Hezbollah descarta entrega de armas em negociações com Israel e promete transformar campo de batalha em 'inferno'
O líder do Hezbollah, Naim Qassem, afirmou que o arsenal do grupo xiita não está em discussão nas negociações de paz mediadas pelos EUA entre Israel e Líbano. Qassem reforçou que o Hezbollah não abandonará o combate e exigiu cinco condições para cooperação, incluindo retirada israelense, libertação de prisioneiros e reconstrução do sul do Líbano.
Condições para cooperação
Em discurso transmitido nacionalmente nesta terça-feira (12/05), Naim Qassem detalhou cinco exigências do Hezbollah para qualquer cooperação com o governo libanês: 1) Fim definitivo da agressão israelense; 2) Retirada completa das forças de Israel dos territórios ocupados; 3) Libertação de cidadãos libaneses presos em Israel; 4) Retorno das famílias deslocadas ao sul do Líbano; 5) Reconstrução das áreas destruídas pelos ataques. Qassem enfatizou que a soberania libanesa deve ser garantida antes de qualquer acordo interno sobre segurança nacional.

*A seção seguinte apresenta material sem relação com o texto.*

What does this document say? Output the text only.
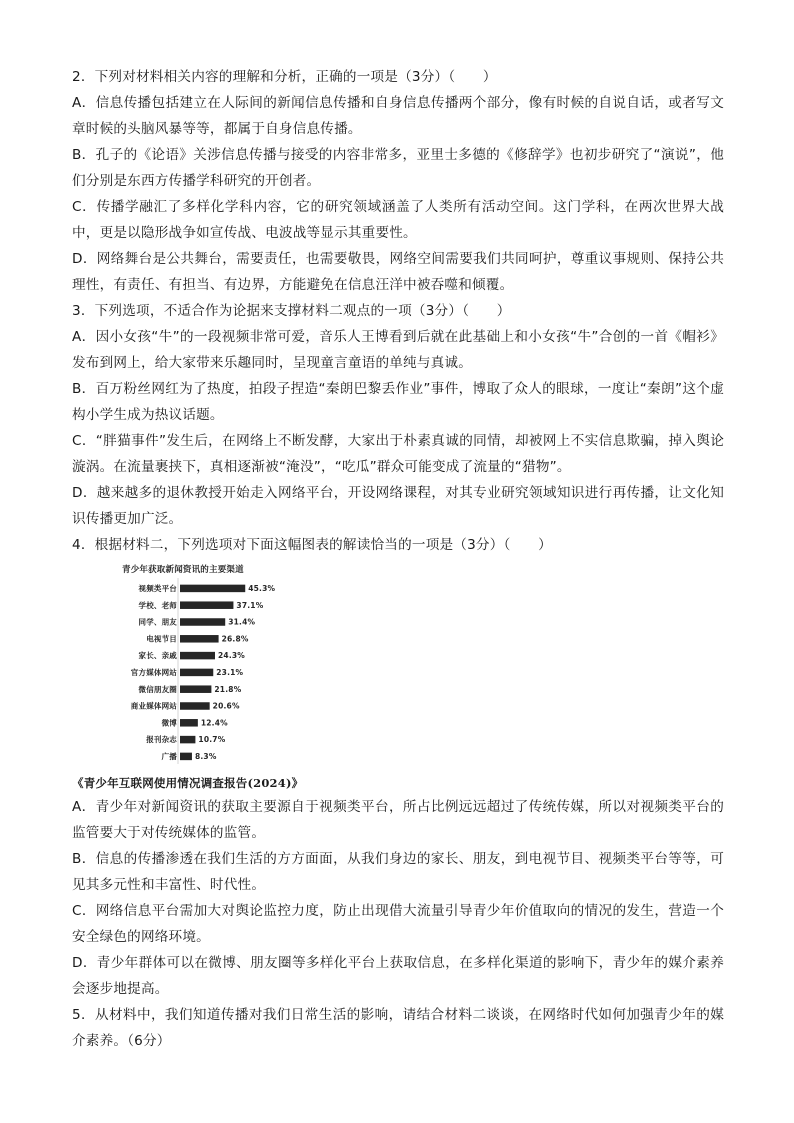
2．下列对材料相关内容的理解和分析，正确的一项是（3分）（　　）

A．信息传播包括建立在人际间的新闻信息传播和自身信息传播两个部分，像有时候的自说自话，或者写文章时候的头脑风暴等等，都属于自身信息传播。

B．孔子的《论语》关涉信息传播与接受的内容非常多，亚里士多德的《修辞学》也初步研究了“演说”，他们分别是东西方传播学科研究的开创者。

C．传播学融汇了多样化学科内容，它的研究领域涵盖了人类所有活动空间。这门学科，在两次世界大战中，更是以隐形战争如宣传战、电波战等显示其重要性。

D．网络舞台是公共舞台，需要责任，也需要敬畏，网络空间需要我们共同呵护，尊重议事规则、保持公共理性，有责任、有担当、有边界，方能避免在信息汪洋中被吞噬和倾覆。

3．下列选项，不适合作为论据来支撑材料二观点的一项（3分）（　　）

A．因小女孩“牛”的一段视频非常可爱，音乐人王博看到后就在此基础上和小女孩“牛”合创的一首《帽衫》发布到网上，给大家带来乐趣同时，呈现童言童语的单纯与真诚。

B．百万粉丝网红为了热度，拍段子捏造“秦朗巴黎丢作业”事件，博取了众人的眼球，一度让“秦朗”这个虚构小学生成为热议话题。

C．“胖猫事件”发生后，在网络上不断发酵，大家出于朴素真诚的同情，却被网上不实信息欺骗，掉入舆论漩涡。在流量裹挟下，真相逐渐被“淹没”，“吃瓜”群众可能变成了流量的“猎物”。

D．越来越多的退休教授开始走入网络平台，开设网络课程，对其专业研究领域知识进行再传播，让文化知识传播更加广泛。

4．根据材料二，下列选项对下面这幅图表的解读恰当的一项是（3分）（　　）

青少年获取新闻资讯的主要渠道
视频类平台	45.3%
学校、老师	37.1%
同学、朋友	31.4%
电视节目	26.8%
家长、亲戚	24.3%
官方媒体网站	23.1%
微信朋友圈	21.8%
商业媒体网站	20.6%
微博	12.4%
报刊杂志	10.7%
广播 8.3%

《青少年互联网使用情况调查报告(2024)》

A．青少年对新闻资讯的获取主要源自于视频类平台，所占比例远远超过了传统传媒，所以对视频类平台的监管要大于对传统媒体的监管。

B．信息的传播渗透在我们生活的方方面面，从我们身边的家长、朋友，到电视节目、视频类平台等等，可见其多元性和丰富性、时代性。

C．网络信息平台需加大对舆论监控力度，防止出现借大流量引导青少年价值取向的情况的发生，营造一个安全绿色的网络环境。

D．青少年群体可以在微博、朋友圈等多样化平台上获取信息，在多样化渠道的影响下，青少年的媒介素养会逐步地提高。

5．从材料中，我们知道传播对我们日常生活的影响，请结合材料二谈谈，在网络时代如何加强青少年的媒介素养。（6分）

Posição sobre as negociações
O Hezbollah, embora não participe diretamente das negociações entre Israel e Líbano, rejeitou a demanda israelense pela entrega de suas armas. Qassem declarou que 'ninguém fora do Líbano tem influência sobre as armas ou a resistência' e prometeu intensificar os combates, afirmando que o grupo 'transformará o campo de batalha em um inferno para Israel'. A mediação dos EUA busca um acordo permanente, mas a posição do Hezbollah adiciona complexidade às discussões.